Channel 4’s first programmes were broadcast on 2 November 1982, 40 years ago.

Royal Holloway University of London’s School of Performance and Digital Arts, and Centre for the History of Television Culture and Production are planning a conference for 23 and 24 September 2020 to assess Channel 4 on its 40th birthday. The conference will take place at the BFI Southbank in conjunction with the British Film Institute’s planned season of programmes from the first decade of Channel 4. We hope that sessions will also be streamed.
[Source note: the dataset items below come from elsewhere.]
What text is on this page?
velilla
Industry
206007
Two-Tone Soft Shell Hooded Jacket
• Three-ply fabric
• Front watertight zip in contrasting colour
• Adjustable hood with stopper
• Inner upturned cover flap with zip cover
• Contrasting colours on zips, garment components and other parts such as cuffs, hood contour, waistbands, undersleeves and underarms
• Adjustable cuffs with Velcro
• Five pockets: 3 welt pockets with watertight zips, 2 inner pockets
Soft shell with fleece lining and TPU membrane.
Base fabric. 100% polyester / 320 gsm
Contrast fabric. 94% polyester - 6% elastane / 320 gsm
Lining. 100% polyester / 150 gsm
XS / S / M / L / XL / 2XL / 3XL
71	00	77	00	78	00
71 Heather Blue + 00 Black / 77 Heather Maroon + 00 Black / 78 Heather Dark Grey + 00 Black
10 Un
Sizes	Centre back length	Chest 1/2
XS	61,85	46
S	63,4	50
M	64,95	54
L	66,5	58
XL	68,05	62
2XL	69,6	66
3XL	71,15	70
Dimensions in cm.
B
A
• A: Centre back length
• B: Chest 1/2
Channel 4 was set up by Act of Parliament as a public service broadcaster with a remit for “innovation in the form and content of programmes” and a commitment to “minority audiences” of all kinds. Channel 4 continues to be committed to acting as a publisher-broadcaster. Channel 4 has a unique, though frequently disputed, status as a publicly owned broadcasting company with a minority cultural remit and financed entirely from its own commercial activities.
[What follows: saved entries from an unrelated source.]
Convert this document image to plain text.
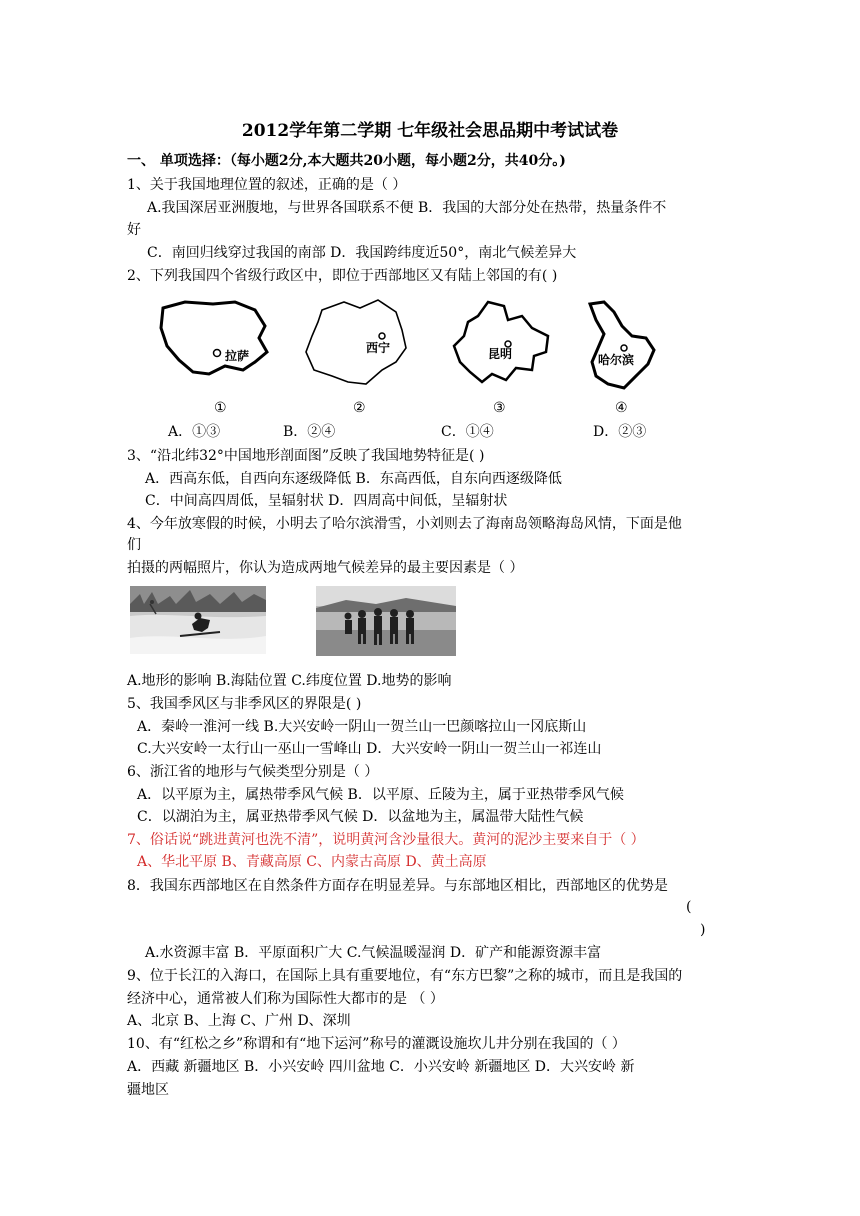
2012学年第二学期 七年级社会思品期中考试试卷
一、 单项选择：（每小题2分,本大题共20小题，每小题2分，共40分。)
1、关于我国地理位置的叙述，正确的是（ ）
A.我国深居亚洲腹地，与世界各国联系不便 B．我国的大部分处在热带，热量条件不
好
C．南回归线穿过我国的南部 D．我国跨纬度近50°，南北气候差异大
2、下列我国四个省级行政区中，即位于西部地区又有陆上邻国的有( )
拉萨
西宁	昆明	哈尔滨
①	②	③	④
A．①③	B．②④	C．①④	D．②③
3、“沿北纬32°中国地形剖面图”反映了我国地势特征是( )
A．西高东低，自西向东逐级降低 B．东高西低，自东向西逐级降低
C．中间高四周低，呈辐射状 D．四周高中间低，呈辐射状
4、今年放寒假的时候，小明去了哈尔滨滑雪，小刘则去了海南岛领略海岛风情，下面是他
们
拍摄的两幅照片，你认为造成两地气候差异的最主要因素是（ ）
A.地形的影响 B.海陆位置 C.纬度位置 D.地势的影响
5、我国季风区与非季风区的界限是( )
A．秦岭一淮河一线 B.大兴安岭一阴山一贺兰山一巴颜喀拉山一冈底斯山
C.大兴安岭一太行山一巫山一雪峰山 D．大兴安岭一阴山一贺兰山一祁连山
6、浙江省的地形与气候类型分别是（ ）
A．以平原为主，属热带季风气候 B．以平原、丘陵为主，属于亚热带季风气候
C．以湖泊为主，属亚热带季风气候 D．以盆地为主，属温带大陆性气候
7、俗话说“跳进黄河也洗不清”，说明黄河含沙量很大。黄河的泥沙主要来自于（ ）
A、华北平原 B、青藏高原 C、内蒙古高原 D、黄土高原
8．我国东西部地区在自然条件方面存在明显差异。与东部地区相比，西部地区的优势是
(
)
A.水资源丰富 B．平原面积广大 C.气候温暖湿润 D．矿产和能源资源丰富
9、位于长江的入海口，在国际上具有重要地位，有“东方巴黎”之称的城市，而且是我国的
经济中心，通常被人们称为国际性大都市的是 （ ）
A、北京 B、上海 C、广州 D、深圳
10、有“红松之乡”称谓和有“地下运河”称号的灌溉设施坎儿井分别在我国的（ ）
A．西藏 新疆地区 B．小兴安岭 四川盆地 C．小兴安岭 新疆地区 D．大兴安岭 新
疆地区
Channel 4 has changed the nature of television both in the UK and around the world. Throughout its 40 year history, Channel 4 has managed, with varying degrees of success, to negotiate the tension between its aspirations to act as a force for change and its financing through advertising revenue.
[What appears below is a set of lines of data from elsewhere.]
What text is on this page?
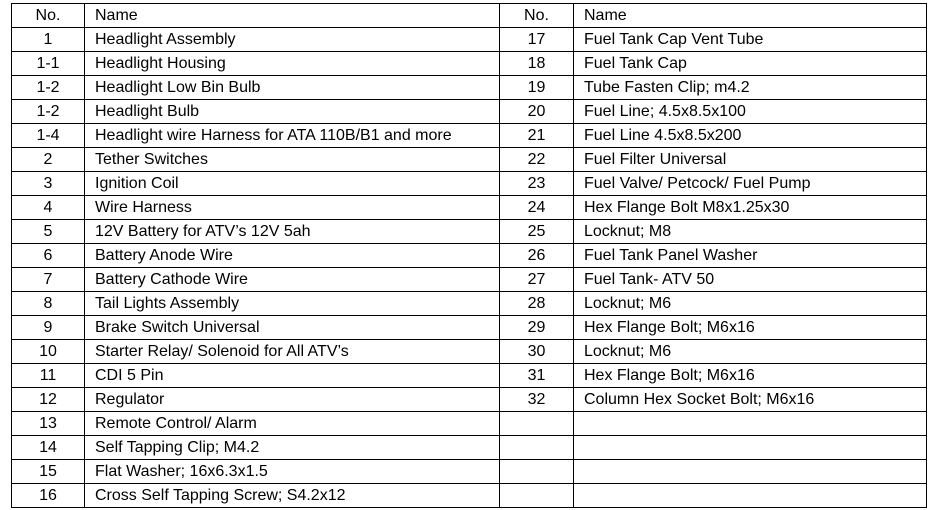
No.	Name	No.	Name
1	Headlight Assembly	17	Fuel Tank Cap Vent Tube
1-1	Headlight Housing	18	Fuel Tank Cap
1-2	Headlight Low Bin Bulb	19	Tube Fasten Clip; m4.2
1-2	Headlight Bulb	20	Fuel Line; 4.5x8.5x100
1-4	Headlight wire Harness for ATA 110B/B1 and more	21	Fuel Line 4.5x8.5x200
2	Tether Switches	22	Fuel Filter Universal
3	Ignition Coil	23	Fuel Valve/ Petcock/ Fuel Pump
4	Wire Harness	24	Hex Flange Bolt M8x1.25x30
5	12V Battery for ATV’s 12V 5ah	25	Locknut; M8
6	Battery Anode Wire	26	Fuel Tank Panel Washer
7	Battery Cathode Wire	27	Fuel Tank- ATV 50
8	Tail Lights Assembly	28	Locknut; M6
9	Brake Switch Universal	29	Hex Flange Bolt; M6x16
10	Starter Relay/ Solenoid for All ATV’s	30	Locknut; M6
11	CDI 5 Pin	31	Hex Flange Bolt; M6x16
12	Regulator	32	Column Hex Socket Bolt; M6x16
13	Remote Control/ Alarm		
14	Self Tapping Clip; M4.2		
15	Flat Washer; 16x6.3x1.5		
16	Cross Self Tapping Screw; S4.2x12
We are calling for papers on all aspects of Channel 4’s output, organisation and cultural influence, not restricted to its first decade. We expect papers on programming, industry and cultural issues across the whole span of Channel 4’s history.

We are particularly interested in:

  • the many innovations and experiments in programming across all genres,
  • the changing approaches to minority and diversity issues
  • approaches to sexuality and the body, including sexual identities and practices, the visual representation of nudity and sexual intercourse, anatomical variations and different physical abilities
  • Channel 4 news and its contribution to changing the landscape of TV news in the UK
  • Channel 4’s relationship with independent production
  • The relationship with nations and regions, including the relationship between Channel 4 and S4C
  • The history and impact of Channel 4 film initiatives
  • Channel 4 as an institution, both organisational and physical, including relocation outside London
  • The attempts made by Channel 4 to negotiate the changing media landscape
  • What future Channel 4 has in the age of global streaming, SVOD and AVOD
  • Channel 4 as a subject of political and cultural controversy

The shape of the eventual conference, which will be open to the public, will be determined by the papers submitted. In principle we are thinking of devoting one day to ‘Channel 4 Then’ and the other to ‘Channel 4 Now’. We hope that each day will be rounded off by a suitable early evening event, and that the in-person conference will also be live streamed to allow remote attendance.